In the darkening sky, Venus burned.
In the twelve years she had been at this desk, in this room, everything had changed. The alliance between Earth and its upstart brother had been an eternal, unshakable thing once. The Belt had been an annoyance and a haven for tiny cells of renegades and troublemakers as likely to die of a ship malfunction as to be called to justice. Humanity had been alone in the universe.
And then the secret discovery that Phoebe, idiosyncratic moon of Saturn, had been an alien weapon, launched at earth when life here was hardly more than an interesting idea wrapped in a lipid bilayer. How could anything be the same after that?

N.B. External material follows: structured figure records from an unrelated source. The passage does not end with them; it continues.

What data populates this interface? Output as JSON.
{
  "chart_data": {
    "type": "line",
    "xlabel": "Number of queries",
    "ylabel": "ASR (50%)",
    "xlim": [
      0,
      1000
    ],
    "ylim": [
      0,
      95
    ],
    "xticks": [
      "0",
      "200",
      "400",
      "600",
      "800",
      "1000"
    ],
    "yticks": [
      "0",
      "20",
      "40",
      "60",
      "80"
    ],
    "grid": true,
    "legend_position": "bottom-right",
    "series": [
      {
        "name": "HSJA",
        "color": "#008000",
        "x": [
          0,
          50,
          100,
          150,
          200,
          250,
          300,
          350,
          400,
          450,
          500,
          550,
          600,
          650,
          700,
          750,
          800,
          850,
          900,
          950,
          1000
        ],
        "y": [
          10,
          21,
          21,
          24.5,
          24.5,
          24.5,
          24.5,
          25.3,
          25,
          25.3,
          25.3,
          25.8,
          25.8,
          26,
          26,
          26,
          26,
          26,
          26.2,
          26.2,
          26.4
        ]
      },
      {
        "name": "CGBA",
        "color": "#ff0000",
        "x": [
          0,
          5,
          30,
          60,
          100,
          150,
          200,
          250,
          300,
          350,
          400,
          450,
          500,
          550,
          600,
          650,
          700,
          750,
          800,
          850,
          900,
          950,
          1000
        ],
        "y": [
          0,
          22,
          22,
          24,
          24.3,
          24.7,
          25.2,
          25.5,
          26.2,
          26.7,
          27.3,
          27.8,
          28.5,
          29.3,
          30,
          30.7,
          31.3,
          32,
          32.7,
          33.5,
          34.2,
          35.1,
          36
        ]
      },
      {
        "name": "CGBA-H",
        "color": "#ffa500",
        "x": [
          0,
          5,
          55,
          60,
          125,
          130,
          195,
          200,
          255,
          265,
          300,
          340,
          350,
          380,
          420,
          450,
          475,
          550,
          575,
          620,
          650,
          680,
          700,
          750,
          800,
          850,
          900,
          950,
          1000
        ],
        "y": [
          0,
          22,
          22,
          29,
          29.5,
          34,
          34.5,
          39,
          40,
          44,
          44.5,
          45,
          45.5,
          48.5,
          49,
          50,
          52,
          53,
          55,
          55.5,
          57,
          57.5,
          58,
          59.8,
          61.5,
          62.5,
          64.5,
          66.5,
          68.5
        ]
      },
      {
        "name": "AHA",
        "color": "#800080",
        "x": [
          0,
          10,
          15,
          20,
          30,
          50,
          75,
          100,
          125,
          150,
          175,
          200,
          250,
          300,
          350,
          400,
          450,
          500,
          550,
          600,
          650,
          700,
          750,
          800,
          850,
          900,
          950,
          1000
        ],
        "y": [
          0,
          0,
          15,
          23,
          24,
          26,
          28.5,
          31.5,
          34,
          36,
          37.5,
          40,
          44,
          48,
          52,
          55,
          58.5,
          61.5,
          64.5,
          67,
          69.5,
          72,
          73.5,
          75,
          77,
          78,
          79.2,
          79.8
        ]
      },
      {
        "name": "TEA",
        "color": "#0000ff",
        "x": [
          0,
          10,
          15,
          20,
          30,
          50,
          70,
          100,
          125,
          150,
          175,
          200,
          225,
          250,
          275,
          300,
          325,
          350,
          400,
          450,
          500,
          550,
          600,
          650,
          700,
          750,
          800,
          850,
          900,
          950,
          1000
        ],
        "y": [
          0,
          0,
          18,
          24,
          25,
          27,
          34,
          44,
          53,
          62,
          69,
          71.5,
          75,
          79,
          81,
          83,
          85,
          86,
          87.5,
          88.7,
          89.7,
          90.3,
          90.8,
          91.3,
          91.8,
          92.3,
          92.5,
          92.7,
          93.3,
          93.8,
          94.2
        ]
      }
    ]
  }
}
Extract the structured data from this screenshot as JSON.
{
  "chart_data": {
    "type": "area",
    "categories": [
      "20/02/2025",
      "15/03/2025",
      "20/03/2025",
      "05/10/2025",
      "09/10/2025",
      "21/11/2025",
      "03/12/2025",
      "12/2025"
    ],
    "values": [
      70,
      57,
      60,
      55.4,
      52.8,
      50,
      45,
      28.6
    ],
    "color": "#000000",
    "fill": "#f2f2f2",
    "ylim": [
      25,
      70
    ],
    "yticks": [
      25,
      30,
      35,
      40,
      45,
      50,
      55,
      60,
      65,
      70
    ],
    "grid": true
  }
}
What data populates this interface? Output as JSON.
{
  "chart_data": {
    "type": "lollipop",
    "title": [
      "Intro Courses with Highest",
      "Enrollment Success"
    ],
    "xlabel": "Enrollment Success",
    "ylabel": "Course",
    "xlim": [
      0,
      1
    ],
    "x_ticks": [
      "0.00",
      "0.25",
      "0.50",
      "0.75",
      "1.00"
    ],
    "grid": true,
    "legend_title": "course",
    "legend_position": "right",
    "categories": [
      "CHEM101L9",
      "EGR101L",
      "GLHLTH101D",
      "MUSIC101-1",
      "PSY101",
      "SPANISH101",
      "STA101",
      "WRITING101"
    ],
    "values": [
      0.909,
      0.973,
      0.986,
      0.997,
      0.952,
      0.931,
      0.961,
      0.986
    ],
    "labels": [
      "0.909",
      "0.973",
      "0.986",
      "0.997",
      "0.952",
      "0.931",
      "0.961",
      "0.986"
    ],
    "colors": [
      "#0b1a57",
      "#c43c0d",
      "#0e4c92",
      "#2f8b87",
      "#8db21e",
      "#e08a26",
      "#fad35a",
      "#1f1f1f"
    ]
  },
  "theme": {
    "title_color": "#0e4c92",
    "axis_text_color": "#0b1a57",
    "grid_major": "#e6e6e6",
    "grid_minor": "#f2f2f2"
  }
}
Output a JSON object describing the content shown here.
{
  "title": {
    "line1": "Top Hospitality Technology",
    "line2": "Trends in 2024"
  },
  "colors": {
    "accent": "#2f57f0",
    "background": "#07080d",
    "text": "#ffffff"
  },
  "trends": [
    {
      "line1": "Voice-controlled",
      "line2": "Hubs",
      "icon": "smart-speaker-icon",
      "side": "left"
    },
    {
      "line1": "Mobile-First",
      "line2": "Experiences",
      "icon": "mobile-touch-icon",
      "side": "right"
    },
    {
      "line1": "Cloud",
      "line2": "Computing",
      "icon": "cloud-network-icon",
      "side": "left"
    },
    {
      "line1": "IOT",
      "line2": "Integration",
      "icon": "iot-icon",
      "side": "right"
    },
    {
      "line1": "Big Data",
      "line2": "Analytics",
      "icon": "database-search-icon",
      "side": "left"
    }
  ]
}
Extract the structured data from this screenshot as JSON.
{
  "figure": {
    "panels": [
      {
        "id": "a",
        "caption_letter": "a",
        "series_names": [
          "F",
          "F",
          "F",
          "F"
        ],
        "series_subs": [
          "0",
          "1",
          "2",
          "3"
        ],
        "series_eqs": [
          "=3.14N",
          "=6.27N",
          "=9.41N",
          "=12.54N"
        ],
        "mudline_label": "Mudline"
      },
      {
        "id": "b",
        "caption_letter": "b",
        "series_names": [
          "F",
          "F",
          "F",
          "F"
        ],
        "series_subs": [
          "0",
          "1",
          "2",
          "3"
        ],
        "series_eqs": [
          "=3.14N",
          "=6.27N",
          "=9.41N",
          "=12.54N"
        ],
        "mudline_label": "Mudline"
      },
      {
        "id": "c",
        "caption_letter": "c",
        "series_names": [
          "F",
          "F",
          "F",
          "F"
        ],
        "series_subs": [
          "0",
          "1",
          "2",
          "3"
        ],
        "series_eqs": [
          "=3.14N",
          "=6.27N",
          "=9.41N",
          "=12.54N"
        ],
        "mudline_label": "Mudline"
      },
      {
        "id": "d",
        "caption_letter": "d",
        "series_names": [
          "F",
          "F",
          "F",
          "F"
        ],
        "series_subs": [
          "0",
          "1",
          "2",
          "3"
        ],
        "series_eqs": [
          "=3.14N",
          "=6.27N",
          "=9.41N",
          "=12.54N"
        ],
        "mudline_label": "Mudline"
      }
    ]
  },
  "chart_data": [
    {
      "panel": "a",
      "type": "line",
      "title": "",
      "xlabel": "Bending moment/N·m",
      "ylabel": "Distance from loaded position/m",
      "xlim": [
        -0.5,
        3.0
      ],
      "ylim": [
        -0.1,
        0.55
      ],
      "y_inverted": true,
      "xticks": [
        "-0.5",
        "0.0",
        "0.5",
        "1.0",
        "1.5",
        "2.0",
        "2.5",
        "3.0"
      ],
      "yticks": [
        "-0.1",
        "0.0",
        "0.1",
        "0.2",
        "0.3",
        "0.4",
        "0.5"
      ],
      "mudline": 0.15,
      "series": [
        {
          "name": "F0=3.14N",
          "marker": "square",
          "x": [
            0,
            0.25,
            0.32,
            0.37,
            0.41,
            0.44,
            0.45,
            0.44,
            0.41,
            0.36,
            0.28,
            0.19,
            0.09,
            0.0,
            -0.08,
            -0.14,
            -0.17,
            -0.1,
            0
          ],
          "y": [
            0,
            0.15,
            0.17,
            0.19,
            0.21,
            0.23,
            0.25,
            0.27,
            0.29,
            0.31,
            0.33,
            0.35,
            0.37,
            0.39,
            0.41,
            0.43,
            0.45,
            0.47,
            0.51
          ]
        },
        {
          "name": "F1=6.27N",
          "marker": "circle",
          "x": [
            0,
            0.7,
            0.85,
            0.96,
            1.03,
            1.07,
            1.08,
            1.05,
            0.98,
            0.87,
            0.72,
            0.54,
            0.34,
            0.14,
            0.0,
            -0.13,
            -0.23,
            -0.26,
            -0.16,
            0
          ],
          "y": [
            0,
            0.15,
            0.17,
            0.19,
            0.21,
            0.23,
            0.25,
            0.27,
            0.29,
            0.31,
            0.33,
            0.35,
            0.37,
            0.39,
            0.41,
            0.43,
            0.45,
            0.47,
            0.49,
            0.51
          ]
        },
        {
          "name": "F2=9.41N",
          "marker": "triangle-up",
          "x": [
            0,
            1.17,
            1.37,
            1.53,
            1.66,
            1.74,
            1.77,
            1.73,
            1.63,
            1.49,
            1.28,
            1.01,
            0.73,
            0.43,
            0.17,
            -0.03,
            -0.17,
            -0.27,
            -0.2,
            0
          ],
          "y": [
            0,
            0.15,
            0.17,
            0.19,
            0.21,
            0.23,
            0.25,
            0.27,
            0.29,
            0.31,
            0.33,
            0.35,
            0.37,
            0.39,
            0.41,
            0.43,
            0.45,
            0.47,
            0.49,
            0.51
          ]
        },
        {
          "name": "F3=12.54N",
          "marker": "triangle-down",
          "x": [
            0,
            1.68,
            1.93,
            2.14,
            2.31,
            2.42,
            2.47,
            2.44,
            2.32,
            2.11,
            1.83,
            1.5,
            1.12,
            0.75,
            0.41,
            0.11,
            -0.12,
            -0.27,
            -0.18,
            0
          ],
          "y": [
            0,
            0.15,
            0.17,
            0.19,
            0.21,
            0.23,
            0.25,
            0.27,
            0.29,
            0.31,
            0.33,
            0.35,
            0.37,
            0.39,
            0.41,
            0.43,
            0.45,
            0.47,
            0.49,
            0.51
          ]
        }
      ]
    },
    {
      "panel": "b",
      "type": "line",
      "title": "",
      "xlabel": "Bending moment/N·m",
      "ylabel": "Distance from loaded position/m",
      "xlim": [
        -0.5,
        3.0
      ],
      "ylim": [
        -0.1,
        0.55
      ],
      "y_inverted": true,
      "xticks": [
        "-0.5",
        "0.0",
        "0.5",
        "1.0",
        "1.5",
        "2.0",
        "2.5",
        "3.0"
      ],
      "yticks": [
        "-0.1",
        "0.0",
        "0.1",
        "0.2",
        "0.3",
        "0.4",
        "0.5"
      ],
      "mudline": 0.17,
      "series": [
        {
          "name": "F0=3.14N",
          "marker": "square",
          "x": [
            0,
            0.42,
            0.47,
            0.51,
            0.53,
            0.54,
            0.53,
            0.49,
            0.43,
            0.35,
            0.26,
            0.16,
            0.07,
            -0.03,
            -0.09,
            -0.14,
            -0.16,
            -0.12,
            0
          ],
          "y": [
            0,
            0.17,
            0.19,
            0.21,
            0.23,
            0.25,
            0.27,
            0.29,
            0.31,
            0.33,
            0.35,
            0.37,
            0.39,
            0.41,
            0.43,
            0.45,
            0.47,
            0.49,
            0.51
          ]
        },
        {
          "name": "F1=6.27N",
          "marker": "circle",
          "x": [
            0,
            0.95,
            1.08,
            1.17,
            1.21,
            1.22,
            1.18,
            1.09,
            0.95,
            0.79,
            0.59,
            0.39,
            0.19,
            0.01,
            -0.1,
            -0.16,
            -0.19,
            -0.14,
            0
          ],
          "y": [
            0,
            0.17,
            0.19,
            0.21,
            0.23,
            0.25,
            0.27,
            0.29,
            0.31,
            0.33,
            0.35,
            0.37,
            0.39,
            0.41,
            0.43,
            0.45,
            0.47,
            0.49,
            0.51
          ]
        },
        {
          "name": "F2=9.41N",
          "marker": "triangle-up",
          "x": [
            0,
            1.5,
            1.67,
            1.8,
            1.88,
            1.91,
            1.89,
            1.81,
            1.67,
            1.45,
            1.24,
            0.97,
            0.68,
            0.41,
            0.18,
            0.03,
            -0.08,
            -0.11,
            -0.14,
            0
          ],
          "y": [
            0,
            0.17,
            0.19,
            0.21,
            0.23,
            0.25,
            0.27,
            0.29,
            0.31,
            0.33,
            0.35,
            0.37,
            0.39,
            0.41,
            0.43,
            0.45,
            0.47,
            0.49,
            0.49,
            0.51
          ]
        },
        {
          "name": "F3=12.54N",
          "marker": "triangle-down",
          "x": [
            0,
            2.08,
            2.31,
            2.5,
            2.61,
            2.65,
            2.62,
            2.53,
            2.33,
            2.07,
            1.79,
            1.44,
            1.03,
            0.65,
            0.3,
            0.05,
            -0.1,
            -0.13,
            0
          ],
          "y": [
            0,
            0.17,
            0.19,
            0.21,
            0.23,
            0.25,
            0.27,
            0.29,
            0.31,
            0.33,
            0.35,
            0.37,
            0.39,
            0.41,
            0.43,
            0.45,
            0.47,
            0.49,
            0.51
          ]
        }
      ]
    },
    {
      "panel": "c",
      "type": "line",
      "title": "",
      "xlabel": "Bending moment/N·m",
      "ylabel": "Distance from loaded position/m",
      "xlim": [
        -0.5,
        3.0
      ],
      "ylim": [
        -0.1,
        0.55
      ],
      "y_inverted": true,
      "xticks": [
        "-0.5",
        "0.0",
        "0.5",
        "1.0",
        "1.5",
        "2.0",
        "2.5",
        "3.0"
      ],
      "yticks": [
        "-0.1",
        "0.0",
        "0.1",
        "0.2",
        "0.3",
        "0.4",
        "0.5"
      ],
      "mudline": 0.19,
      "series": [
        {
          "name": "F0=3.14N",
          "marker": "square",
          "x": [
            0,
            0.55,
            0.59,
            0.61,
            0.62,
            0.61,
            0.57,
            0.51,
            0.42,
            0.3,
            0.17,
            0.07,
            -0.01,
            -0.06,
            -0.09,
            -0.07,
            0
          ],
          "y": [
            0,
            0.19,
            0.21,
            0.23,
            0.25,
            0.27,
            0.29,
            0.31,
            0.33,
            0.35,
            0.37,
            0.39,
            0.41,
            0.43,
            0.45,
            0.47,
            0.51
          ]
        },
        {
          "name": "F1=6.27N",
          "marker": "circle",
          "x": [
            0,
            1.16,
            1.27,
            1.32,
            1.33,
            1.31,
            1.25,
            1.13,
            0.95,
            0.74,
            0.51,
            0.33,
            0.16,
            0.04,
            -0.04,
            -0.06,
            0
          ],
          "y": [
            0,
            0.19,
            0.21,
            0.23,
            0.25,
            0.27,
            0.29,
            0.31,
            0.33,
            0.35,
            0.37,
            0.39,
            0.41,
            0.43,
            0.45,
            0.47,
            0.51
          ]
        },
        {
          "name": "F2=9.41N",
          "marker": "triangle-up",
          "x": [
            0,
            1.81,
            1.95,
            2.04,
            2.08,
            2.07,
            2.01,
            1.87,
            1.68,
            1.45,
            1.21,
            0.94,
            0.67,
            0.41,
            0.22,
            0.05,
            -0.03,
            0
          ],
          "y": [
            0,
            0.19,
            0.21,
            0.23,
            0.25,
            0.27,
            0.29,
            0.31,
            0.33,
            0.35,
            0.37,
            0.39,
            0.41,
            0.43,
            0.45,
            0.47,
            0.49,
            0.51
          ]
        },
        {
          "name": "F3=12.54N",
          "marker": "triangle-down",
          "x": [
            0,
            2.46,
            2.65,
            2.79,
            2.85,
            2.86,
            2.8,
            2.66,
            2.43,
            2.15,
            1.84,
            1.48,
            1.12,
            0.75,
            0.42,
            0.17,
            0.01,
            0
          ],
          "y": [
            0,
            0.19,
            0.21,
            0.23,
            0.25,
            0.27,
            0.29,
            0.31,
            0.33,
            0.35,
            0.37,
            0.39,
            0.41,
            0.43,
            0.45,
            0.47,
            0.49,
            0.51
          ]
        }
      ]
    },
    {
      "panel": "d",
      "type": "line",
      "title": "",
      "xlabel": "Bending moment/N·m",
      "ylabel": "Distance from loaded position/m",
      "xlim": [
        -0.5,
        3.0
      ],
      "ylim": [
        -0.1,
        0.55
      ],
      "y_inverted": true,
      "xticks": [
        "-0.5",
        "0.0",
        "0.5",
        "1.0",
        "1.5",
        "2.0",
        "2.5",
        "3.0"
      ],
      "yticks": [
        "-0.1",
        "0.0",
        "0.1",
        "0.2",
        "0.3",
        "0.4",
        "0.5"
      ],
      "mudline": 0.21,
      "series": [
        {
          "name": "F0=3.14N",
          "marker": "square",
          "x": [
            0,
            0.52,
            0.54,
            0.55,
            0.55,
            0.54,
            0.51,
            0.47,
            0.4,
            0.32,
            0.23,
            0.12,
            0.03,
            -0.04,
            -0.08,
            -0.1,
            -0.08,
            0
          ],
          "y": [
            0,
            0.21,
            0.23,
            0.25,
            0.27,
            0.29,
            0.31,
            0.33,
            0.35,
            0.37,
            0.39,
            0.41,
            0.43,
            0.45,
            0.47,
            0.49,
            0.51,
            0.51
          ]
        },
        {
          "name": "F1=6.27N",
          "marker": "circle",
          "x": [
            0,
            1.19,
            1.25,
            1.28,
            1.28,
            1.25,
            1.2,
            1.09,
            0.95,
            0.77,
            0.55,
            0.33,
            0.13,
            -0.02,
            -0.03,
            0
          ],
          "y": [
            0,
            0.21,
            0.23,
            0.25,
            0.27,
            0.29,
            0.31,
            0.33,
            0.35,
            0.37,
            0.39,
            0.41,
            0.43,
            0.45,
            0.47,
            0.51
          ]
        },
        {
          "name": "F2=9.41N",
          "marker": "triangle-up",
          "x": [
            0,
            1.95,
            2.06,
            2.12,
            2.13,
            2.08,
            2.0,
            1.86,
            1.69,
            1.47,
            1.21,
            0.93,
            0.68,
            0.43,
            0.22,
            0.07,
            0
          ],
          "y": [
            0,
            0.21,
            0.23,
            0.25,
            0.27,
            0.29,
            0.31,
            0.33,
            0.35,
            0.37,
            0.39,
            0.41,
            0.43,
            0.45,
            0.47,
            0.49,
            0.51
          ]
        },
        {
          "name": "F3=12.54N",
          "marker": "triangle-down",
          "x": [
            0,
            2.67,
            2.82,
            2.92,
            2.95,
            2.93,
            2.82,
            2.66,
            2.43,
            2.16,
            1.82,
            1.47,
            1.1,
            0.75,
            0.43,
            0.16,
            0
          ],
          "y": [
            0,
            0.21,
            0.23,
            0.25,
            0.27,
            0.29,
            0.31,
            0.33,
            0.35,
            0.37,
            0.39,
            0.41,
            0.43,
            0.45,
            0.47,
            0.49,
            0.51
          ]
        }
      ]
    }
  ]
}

And yet it was. Yes, Earth and Mars were still unsure whether they were permanent allies or deadly enemies. Yes, the OPA, Hezbollah of the vacuum, was on its way to being a real political force in the outer planets. Yes, the thing that had been meant to reshape the primitive biosphere of Earth had instead ridden a rogue asteroid down into the clouds of Venus and started doing no one knew what.
But the spring still came. The election cycle still rose and fell. The evening star still lit the indigo heavens, outshining even the greatest cities of Earth.
Other days, she found that reassuring.